Neml adı verilmiş sureye gelince. Burada bir İslam devletinin, allahtan başka bir şeye tapan bir devleti askeri tehditle zorla islama soktuğu anlatılıyor mu? Evet. Anlatım bu. Bu anlatım bitiyor ve başka bir konuya geçiyor mu? Evet. Başka bir konuya geçtikten sonraki söylediklerinin bu anlatım ile ilgisi var mı? Hayır.

İlgisi şudur: Allah’ın mucize ve gücünü Araplar arasında efsane olarak bilinen olaylardan destek alınarak göstermek, vurgulamak.

 

Nitekim, Neml 44’de Seba Melikesinin ( Araplarca Belkıs olarak bilinen ) mucizeleri ( tahtının getirilmesi, altında balıklar yüzen su ile dolu camdan zeminli saray falan ) görünce Müslüman olduğu anlatılmış.

 

Keza, Neml 58’de eşcinsellik yapan Lut kavminin sular, seller ile boğulduğu anlatılmış.

 

Bu ikisi gibi böyle bir kaç örnek daha ( Musa, Davut, Salih ) verilerek Allahın gücü anlatılmış.

 

Sonunda da; " tebliğ edin, kabul etmezseler, yapacak bir şey yok, kendi hallerine bırakın " mealinde bir şeyler yazılmış, emir olarak bu verilmiş.

 

 

Bilindiği gibi ayet adı verilen pasajlar Mekki ve Medeni olarak iki döneme ayrılır. Sure adı verilen bölümlerde hem Mekki, hem Medeni pasajlar bulunabilir. Mekki olanlar güçsüz durumda iken yazılmıştır.

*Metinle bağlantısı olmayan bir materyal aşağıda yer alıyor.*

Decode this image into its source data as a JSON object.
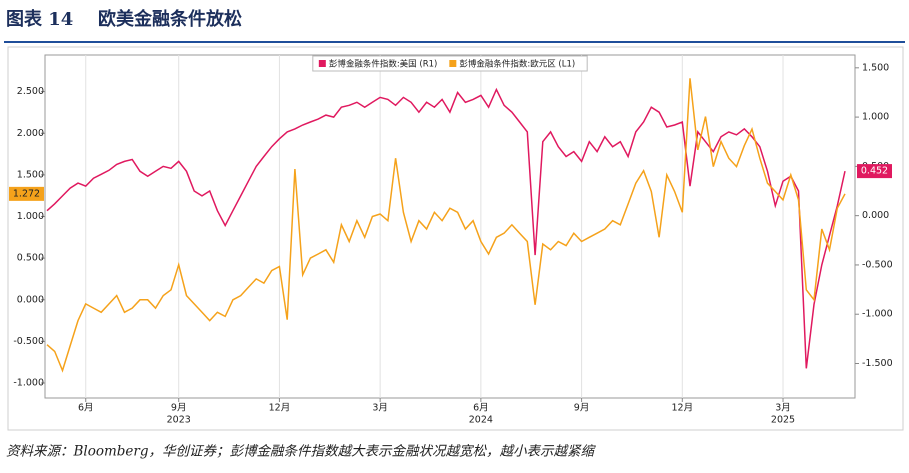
{
  "chart_data": {
    "type": "line",
    "figure_label": "图表 14",
    "title": "欧美金融条件放松",
    "source": "资料来源：Bloomberg，华创证券；彭博金融条件指数越大表示金融状况越宽松，越小表示越紧缩",
    "categories": [
      null,
      null,
      null,
      null,
      null,
      "6月",
      null,
      null,
      null,
      null,
      null,
      null,
      null,
      null,
      null,
      null,
      null,
      "9月",
      null,
      null,
      null,
      null,
      null,
      null,
      null,
      null,
      null,
      null,
      null,
      null,
      "12月",
      null,
      null,
      null,
      null,
      null,
      null,
      null,
      null,
      null,
      null,
      null,
      null,
      "3月",
      null,
      null,
      null,
      null,
      null,
      null,
      null,
      null,
      null,
      null,
      null,
      null,
      "6月",
      null,
      null,
      null,
      null,
      null,
      null,
      null,
      null,
      null,
      null,
      null,
      null,
      "9月",
      null,
      null,
      null,
      null,
      null,
      null,
      null,
      null,
      null,
      null,
      null,
      null,
      "12月",
      null,
      null,
      null,
      null,
      null,
      null,
      null,
      null,
      null,
      null,
      null,
      null,
      "3月",
      null,
      null,
      null,
      null,
      null,
      null,
      null,
      null
    ],
    "year_labels": [
      null,
      null,
      null,
      null,
      null,
      null,
      null,
      null,
      null,
      null,
      null,
      null,
      null,
      null,
      null,
      null,
      null,
      "2023",
      null,
      null,
      null,
      null,
      null,
      null,
      null,
      null,
      null,
      null,
      null,
      null,
      null,
      null,
      null,
      null,
      null,
      null,
      null,
      null,
      null,
      null,
      null,
      null,
      null,
      null,
      null,
      null,
      null,
      null,
      null,
      null,
      null,
      null,
      null,
      null,
      null,
      null,
      "2024",
      null,
      null,
      null,
      null,
      null,
      null,
      null,
      null,
      null,
      null,
      null,
      null,
      null,
      null,
      null,
      null,
      null,
      null,
      null,
      null,
      null,
      null,
      null,
      null,
      null,
      null,
      null,
      null,
      null,
      null,
      null,
      null,
      null,
      null,
      null,
      null,
      null,
      null,
      "2025",
      null,
      null,
      null,
      null,
      null,
      null,
      null,
      null
    ],
    "series": [
      {
        "name": "彭博金融条件指数:美国 (R1)",
        "color": "#e0195f",
        "axis": "y2",
        "values": [
          0.05,
          0.12,
          0.2,
          0.28,
          0.33,
          0.3,
          0.38,
          0.42,
          0.46,
          0.52,
          0.55,
          0.57,
          0.45,
          0.4,
          0.45,
          0.5,
          0.48,
          0.55,
          0.45,
          0.25,
          0.2,
          0.25,
          0.05,
          -0.1,
          0.05,
          0.2,
          0.35,
          0.5,
          0.6,
          0.7,
          0.78,
          0.85,
          0.88,
          0.92,
          0.95,
          0.98,
          1.02,
          1.0,
          1.1,
          1.12,
          1.15,
          1.1,
          1.15,
          1.2,
          1.18,
          1.12,
          1.2,
          1.15,
          1.05,
          1.15,
          1.1,
          1.18,
          1.05,
          1.25,
          1.15,
          1.18,
          1.22,
          1.1,
          1.28,
          1.12,
          1.05,
          0.95,
          0.85,
          -0.4,
          0.75,
          0.85,
          0.7,
          0.6,
          0.65,
          0.55,
          0.75,
          0.65,
          0.8,
          0.7,
          0.75,
          0.6,
          0.85,
          0.95,
          1.1,
          1.05,
          0.9,
          0.92,
          0.95,
          0.3,
          0.85,
          0.75,
          0.65,
          0.8,
          0.85,
          0.82,
          0.88,
          0.8,
          0.7,
          0.45,
          0.1,
          0.35,
          0.4,
          0.25,
          -1.55,
          -0.9,
          -0.5,
          -0.2,
          0.1,
          0.452
        ]
      },
      {
        "name": "彭博金融条件指数:欧元区 (L1)",
        "color": "#f5a21b",
        "axis": "y",
        "values": [
          -0.54,
          -0.62,
          -0.85,
          -0.55,
          -0.25,
          -0.05,
          -0.1,
          -0.15,
          -0.05,
          0.05,
          -0.15,
          -0.1,
          0.0,
          0.0,
          -0.1,
          0.05,
          0.12,
          0.42,
          0.05,
          -0.05,
          -0.15,
          -0.25,
          -0.15,
          -0.2,
          0.0,
          0.05,
          0.15,
          0.25,
          0.2,
          0.35,
          0.4,
          -0.24,
          1.57,
          0.3,
          0.5,
          0.55,
          0.6,
          0.45,
          0.9,
          0.7,
          0.95,
          0.75,
          1.0,
          1.03,
          0.95,
          1.7,
          1.05,
          0.7,
          0.95,
          0.85,
          1.05,
          0.95,
          1.1,
          1.05,
          0.85,
          0.95,
          0.7,
          0.55,
          0.75,
          0.8,
          0.9,
          0.8,
          0.7,
          -0.06,
          0.67,
          0.6,
          0.7,
          0.65,
          0.8,
          0.7,
          0.75,
          0.8,
          0.85,
          0.95,
          0.9,
          1.15,
          1.4,
          1.55,
          1.3,
          0.75,
          1.5,
          1.3,
          1.05,
          2.66,
          1.8,
          2.2,
          1.6,
          1.9,
          1.7,
          1.6,
          1.85,
          2.05,
          1.7,
          1.4,
          1.3,
          1.2,
          1.5,
          1.2,
          0.12,
          0.0,
          0.85,
          0.6,
          1.1,
          1.272
        ]
      }
    ],
    "ylim": [
      -1.18,
      2.94
    ],
    "yticks": [
      {
        "value": -1,
        "label": "-1.000"
      },
      {
        "value": -0.5,
        "label": "-0.500"
      },
      {
        "value": 0,
        "label": "0.000"
      },
      {
        "value": 0.5,
        "label": "0.500"
      },
      {
        "value": 1,
        "label": "1.000"
      },
      {
        "value": 1.5,
        "label": "1.500"
      },
      {
        "value": 2,
        "label": "2.000"
      },
      {
        "value": 2.5,
        "label": "2.500"
      }
    ],
    "y2lim": [
      -1.85,
      1.63
    ],
    "y2ticks": [
      {
        "value": -1.5,
        "label": "-1.500"
      },
      {
        "value": -1,
        "label": "-1.000"
      },
      {
        "value": -0.5,
        "label": "-0.500"
      },
      {
        "value": 0,
        "label": "0.000"
      },
      {
        "value": 0.5,
        "label": "0.500"
      },
      {
        "value": 1,
        "label": "1.000"
      },
      {
        "value": 1.5,
        "label": "1.500"
      }
    ],
    "legend": "top"
  }
}
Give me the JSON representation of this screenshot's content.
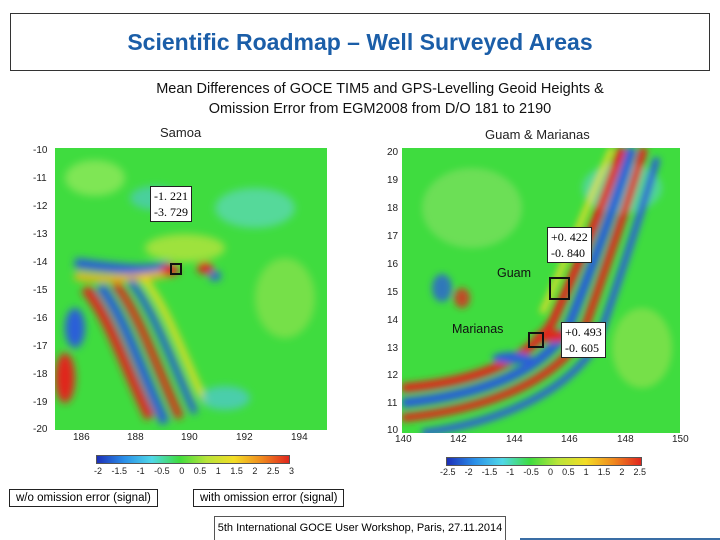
{
  "slide": {
    "title": "Scientific Roadmap – Well Surveyed Areas",
    "subtitle_line1": "Mean Differences of GOCE TIM5 and GPS-Levelling Geoid Heights &",
    "subtitle_line2": "Omission Error from EGM2008 from D/O 181 to 2190",
    "footer": "5th International GOCE User Workshop, Paris, 27.11.2014"
  },
  "left_panel": {
    "label": "Samoa",
    "y_ticks": [
      "-10",
      "-11",
      "-12",
      "-13",
      "-14",
      "-15",
      "-16",
      "-17",
      "-18",
      "-19",
      "-20"
    ],
    "x_ticks": [
      "186",
      "188",
      "190",
      "192",
      "194"
    ],
    "annotation_line1": "-1. 221",
    "annotation_line2": "-3. 729",
    "colorbar_ticks": [
      "-2",
      "-1.5",
      "-1",
      "-0.5",
      "0",
      "0.5",
      "1",
      "1.5",
      "2",
      "2.5",
      "3"
    ]
  },
  "right_panel": {
    "label": "Guam & Marianas",
    "y_ticks": [
      "20",
      "19",
      "18",
      "17",
      "16",
      "15",
      "14",
      "13",
      "12",
      "11",
      "10"
    ],
    "x_ticks": [
      "140",
      "142",
      "144",
      "146",
      "148",
      "150"
    ],
    "guam_label": "Guam",
    "marianas_label": "Marianas",
    "guam_annotation_line1": "+0. 422",
    "guam_annotation_line2": "-0. 840",
    "marianas_annotation_line1": "+0. 493",
    "marianas_annotation_line2": "-0. 605",
    "colorbar_ticks": [
      "-2.5",
      "-2",
      "-1.5",
      "-1",
      "-0.5",
      "0",
      "0.5",
      "1",
      "1.5",
      "2",
      "2.5"
    ]
  },
  "legend": {
    "without_label": "w/o omission error (signal)",
    "with_label": "with omission error (signal)"
  },
  "colors": {
    "title": "#1b5ea8",
    "field_base": "#3fdc3f",
    "positive": "#e0261e",
    "negative": "#2a5fd8"
  }
}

Neml suresi Mekkidir. O halde, " Mekki olanlar güçsüz durumda iken yazılmış "sa, “ bir İslam devletinin, allahtan başka bir şeye tapan bir devleti askeri tehditle zorla islama soktuğu “ anlamı içermemelidir değil mi efendim ?

 

 

Öyle bağlamından kopuk ele alacak olursanız, "sizin dininiz size, benimki bana" diye başkasının dinine karışmayan pasaj da vardır. Ama güç ele geçirilip Mekke işgal edildiğinde ise müşriklerin görüldükleri yerde öldürülmesi emredilmiştir.

Evet, müşriklerin öldürülmesi emredilmiştir ama yalnızca yapılan anlaşmayı bozanların, yani; Mekke ve çevresindekilerle ilgili.

 

Onun dışında anlaşmaya sadık kalanlar ve Mekke ve çevresi dışında kalanların müstesna tutulduğu çok açık. Ayrıca ve çünkü, bir süre de var işin içinde ( haram aylar çıkınca ).

 

Anlaşma kimlerle yapıldıysa ve süre kimlere tanındıysa muhatabı da onlardır.

 

Vahabilerin Kabeye Fransız askerlerini sözde “ Müslüman “ olmadan sokmamalarının sebebi de budur. Ki onlar bile bu sureyi anladığınız şekilde anlamamışlar.

 

 

İslam dinini yumuşatmak, ılımlılaştırmak boşuna bir çabadır. Bu çaba ancak halkın aldatılıp müslümanların iktidara getirilmesine yarar.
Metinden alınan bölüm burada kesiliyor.